Question

Let L be the line with parametric equations

x = −6+2t
y = −8−t
z = −1+t
Find the vector equation for a line that passes through the point P(−9, −9, 2) and intersects L at a point that is distance 5 from the point Q(−6, −8, −1). Note that there are two possible correct answers. Use the square root symbol '√' where needed to give an exact value for your answer

Answer 1

To find the vector equation for a line that passes through the point P(-9, -9, 2) and intersects the line L, we need to find the point on L that is 5 units away from the point Q(-6, -8, -1).
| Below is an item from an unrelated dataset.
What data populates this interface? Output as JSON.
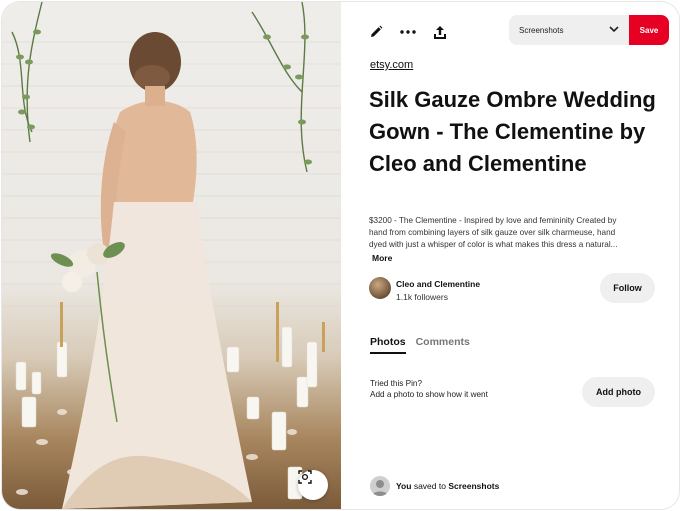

The vector equation of the line passing through P and intersecting L can be written as: r = P + t(Q - P), where r is the position vector of any point on the line, and t is a parameter.

Step-by-step explanation:

To find the vector equation for a line that passes through the point P(-9, -9, 2) and intersects the line L, we need to find the point on L that is 5 units away from the point Q(-6, -8, -1).

The vector equation of the line passing through P and intersecting L can be written as: r = P + t(Q - P), where r is the position vector of any point on the line, and t is a parameter.

Using the given values P(-9, -9, 2) and Q(-6, -8, -1), we can substitute the values into the equation to get the vector equation of the line passing through P and intersecting L.